Basierend auf den empirischen Grundlagen zeigt die Studie folgende zentrale Ergebnisse:
Es gibt kaum Unterschiede zwischen den IV-Stellen was die Auftragsvergabe an externe Gutachter/-innen und deren formale Qualifikation (Facharzttitel) betrifft. Die Berücksichtigung der Qualität der Gutachten bei der Auswahl der Gutachter/-innen ist jedoch unterschiedlich. Wichtigste Herausforderung für die IV-Stellen ist es, qualitativ gute und geeignete Gutachter/-innen zu finden. Medizinische Gutachter/-innen werden selten im Ausland rekrutiert.
Im Jahr 2016 beauftragten die IV-Stellen rund 16'800 Gutachten, meist monodisziplinäre (48%), seltener polydisziplinäre (34%) und bidisziplinäre (18%). Rund 2‘300 Gutachter/-innen erhielten Aufträge von 23 IV-Stellen, wobei Mehrfachnennungen und Lücken möglich sind.
Die befragten IV-Gutachter/-innen sind mehrheitlich männlich, haben langjährige Berufserfahrung, arbeiten Vollzeit und repräsentieren verschiedene Facharzttitel, am häufigsten Psychiatrie/ Psychotherapie. Fortbildungsabschlüsse in Versicherungsmedizin sind verbreitet, insbesondere das Zertifikat der Swiss Insurance Medicine (SIM). Die meisten IV-Gutachter/-innen arbeiten hauptberuflich in einer Praxis, seltener im Spital. Oft werden freischaffend Mandate von polydisziplinären Gutachterstellen übernommen, während eine hauptberufliche Anstellung vergleichsweise selten ist. Die Gutachtertätigkeit ist sehr unterschiedlich intensiv und die IV-Gutachter/-innen haben oft auch andere Auftraggeber (z.B. Unfallversicherer).
Versicherungsmedizin wird in der Schweiz vor allem auf der Stufe Fortbildung vermittelt. Hier gibt es verschiedene strukturierte Angebote und Veranstaltungen mehrerer Anbieter. In der medizinischen Ausbildung ist Versicherungsmedizin kein explizites Thema, in der Weiterbildung vor allem in gewissen Facharztrichtungen. Auf Stufe Weiterbildung besteht generell Bedarf zur Vertiefung des Themas Arbeitsunfähigkeitsbeurteilung.
Die Analyse der Vorgehensweise in Deutschland, Frankreich und den Niederlanden zeigt einige interessante Unterschiede zur Schweiz. In den Niederlanden werden nur Gutachter/-innen beauftragt, die einen Facharzttitel Versicherungsmedizin erwerben und bei der Rentenversicherungsanstalt UWV angestellt sind. In Frankreich wurden vormals strengere Anforderungskriterien wegen des Mangels an Gutachtern/-innen gelockert. Es wird, wie in Deutschland und der Schweiz, nur der Erwerb eines Facharzttitels verlangt, obwohl es seit 2017 einen Facharzttitel in Versicherungsmedizin gibt. In der Fortbildung sind in Deutschland und den Niederlanden die Träger der Invalidenversicherung sehr aktiv und die Qualitätssicherung hat einen hohen Stellenwert. Es werden umfangreiche Leitlinien bereitgestellt und die Gutachter/-innen von den Versicherungsträgern eng betreut mit einem starken Fokus auf das „learning on the job“.
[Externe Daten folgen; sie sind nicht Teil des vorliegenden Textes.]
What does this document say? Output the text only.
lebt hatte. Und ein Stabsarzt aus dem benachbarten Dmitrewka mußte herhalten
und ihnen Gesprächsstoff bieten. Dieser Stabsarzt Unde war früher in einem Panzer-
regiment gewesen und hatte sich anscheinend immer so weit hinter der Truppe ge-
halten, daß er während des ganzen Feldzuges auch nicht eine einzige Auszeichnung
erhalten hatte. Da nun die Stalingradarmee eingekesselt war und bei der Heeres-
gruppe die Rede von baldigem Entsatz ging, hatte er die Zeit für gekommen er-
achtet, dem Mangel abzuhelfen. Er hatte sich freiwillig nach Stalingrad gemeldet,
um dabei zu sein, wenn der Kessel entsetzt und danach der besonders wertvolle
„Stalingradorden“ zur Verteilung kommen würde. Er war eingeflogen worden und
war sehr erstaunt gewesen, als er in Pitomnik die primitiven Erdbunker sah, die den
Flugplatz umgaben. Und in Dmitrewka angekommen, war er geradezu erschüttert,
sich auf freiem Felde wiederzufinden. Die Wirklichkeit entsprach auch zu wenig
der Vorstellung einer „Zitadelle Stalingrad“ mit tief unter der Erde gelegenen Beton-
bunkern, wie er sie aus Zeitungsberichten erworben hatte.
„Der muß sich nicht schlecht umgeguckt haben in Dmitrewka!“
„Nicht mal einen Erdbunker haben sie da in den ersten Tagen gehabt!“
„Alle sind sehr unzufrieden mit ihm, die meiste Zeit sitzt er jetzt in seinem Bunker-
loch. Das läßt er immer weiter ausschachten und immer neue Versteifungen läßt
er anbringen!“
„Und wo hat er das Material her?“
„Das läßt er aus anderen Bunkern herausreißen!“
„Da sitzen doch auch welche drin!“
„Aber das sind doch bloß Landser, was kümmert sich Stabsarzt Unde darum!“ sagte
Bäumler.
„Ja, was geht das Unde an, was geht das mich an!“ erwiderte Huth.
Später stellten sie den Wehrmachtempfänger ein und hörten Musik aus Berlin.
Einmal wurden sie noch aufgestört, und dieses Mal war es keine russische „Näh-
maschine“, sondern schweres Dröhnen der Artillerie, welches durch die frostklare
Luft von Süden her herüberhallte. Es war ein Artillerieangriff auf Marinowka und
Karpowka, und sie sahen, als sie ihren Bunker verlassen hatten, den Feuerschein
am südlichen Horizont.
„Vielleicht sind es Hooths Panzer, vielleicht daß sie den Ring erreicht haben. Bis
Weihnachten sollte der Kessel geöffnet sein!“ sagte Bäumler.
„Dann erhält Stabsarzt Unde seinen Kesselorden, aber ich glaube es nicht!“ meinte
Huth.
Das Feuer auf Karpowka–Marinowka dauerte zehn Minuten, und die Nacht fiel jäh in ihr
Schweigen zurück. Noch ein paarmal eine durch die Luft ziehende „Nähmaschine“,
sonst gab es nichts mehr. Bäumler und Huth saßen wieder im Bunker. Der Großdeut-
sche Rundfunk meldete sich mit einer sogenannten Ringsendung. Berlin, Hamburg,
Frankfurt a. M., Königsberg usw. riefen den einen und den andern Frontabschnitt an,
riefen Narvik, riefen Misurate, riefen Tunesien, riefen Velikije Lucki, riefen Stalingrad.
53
Ausgehend von den Ergebnissen der Studie wird empfohlen, in der ärztlichen Ausbildung die Sensibilisierung für Versicherungsmedizin zu erhöhen und in der Weiterbildung die Beurteilung der Arbeitsfähigkeit als Thema voranzutreiben sowie für einzelne Fachrichtungen die praktische Ausbildung von Gutachtenerstellung zu stärken. In der ärztlichen Fortbildung sollten die gutachtenspezifischen Instrumente verbessert werden, medizinisch-juristische Themen gefördert und die Gutachterbetreuung, das „learning on the job“ sowie das Qualitätsmanagement gestärkt werden.